In this particular case, the hypoxaemia was most likely caused by atelectasis (lung collapse), due both to the pre-existing pyothorax, and also packing off of the lungs by the surgeons during thoracic exploration and dissection. The hypercapnia was not indicated by the capnograph, and only detected on arterial blood gas analysis; this discrepancy between the ETCO2 and PaCO2 values was most likely caused by increased alveolar dead space. Alveolar dead space is created by well ventilated but non-perfused alveoli; these alveoli won’t participate in gas exchange with the blood since no blood is reaching the alveolus, and during exhalation, the content of these alveoli will “dilute” the CO2 coming from alveoli where gas exchange has taken place, resulting in a lower ETCO2 reading than the actual PaCO2. The acidaemia was a consequence of the respiratory acidosis (hypercapnia due to hypoventilation). The atelectatic areas of the lung were recruited by increasing the tidal volume and PEEP on the ventilator settings which would have helped to reduce the number of closed alveoli, thus improving oxygen and carbon dioxide exchange in these previously collapsed areas. In conjunction with the increased tidal volume, the increase in respiratory rate helped to further increase the minute respiratory volume of the patient, which contributed to resolution of the hypercapnia and the acidaemia. The use of PEEP during positive pressure ventilation (PPV) helps to maintain pressure in the airway during expiration, which will hold the lung in a semi-inflated state and can also help ‘open up’ previously collapsed alveoli to improve lung-oxygenating ability (Canfrán S, 2012; Hopper K, 2013). The downside of using PEEP is the risk of increasing the peak airway pressure, which can contribute to barotrauma (pressure trauma to the lung), and compromise venous return to the heart, which can reduce cardiac output, leading to hypotension. For these reasons, when utilising PPV with PEEP, it is imperative to intensively monitor both ventilation and haemodynamics (e.g. continuous spirometry, capnography, pulse oximetry, arterial blood pressure measurement and intermittent blood gas analysis if any concerns are raised) (Hopper K, 2013).

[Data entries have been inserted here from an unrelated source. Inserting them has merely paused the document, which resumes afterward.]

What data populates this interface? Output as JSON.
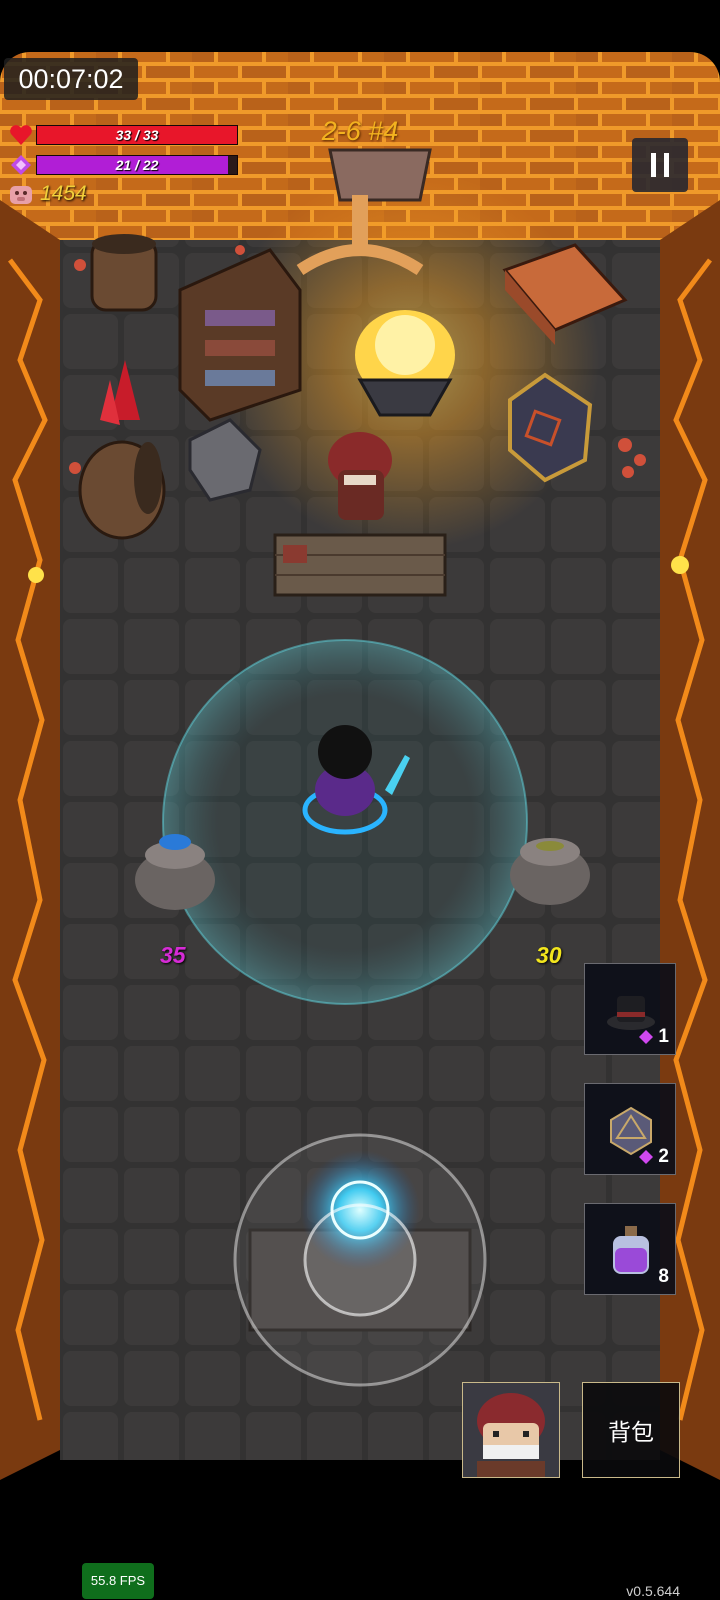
{
  "hud": {
    "timer": "00:07:02",
    "hp": {
      "text": "33 / 33",
      "current": 33,
      "max": 33,
      "color": "#e8162a"
    },
    "mana": {
      "text": "21 / 22",
      "current": 21,
      "max": 22,
      "color": "#b11ed6"
    },
    "coins": "1454",
    "level": "2-6 #4"
  },
  "damage_numbers": [
    {
      "text": "35",
      "color": "#d62bd6"
    },
    {
      "text": "30",
      "color": "#f2e51d"
    }
  ],
  "items": [
    {
      "icon": "top-hat-icon",
      "count": "1",
      "cost_gem": true
    },
    {
      "icon": "d20-dice-icon",
      "count": "2",
      "cost_gem": true
    },
    {
      "icon": "purple-potion-icon",
      "count": "8",
      "cost_gem": false
    }
  ],
  "bag_label": "背包",
  "fps": "55.8 FPS",
  "version": "v0.5.644",
  "colors": {
    "floor": "#3a3838",
    "lava": "#f08a1c",
    "wall": "#c8711e"
  }
}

Although this was a reasonably straightforward thoracic surgery compared to many that we perform at SCVS, it did throw up some challenges, necessitating clear and continuous communication between the Anaesthesia and Soft Tissue teams. Our ability to provide more complex modes of mechanical ventilation to facilitate adequate oxygenation, as well as having access to invasive monitoring and arterial blood gas analysis, undoubtedly helped us achieve a successful outcome for Rex.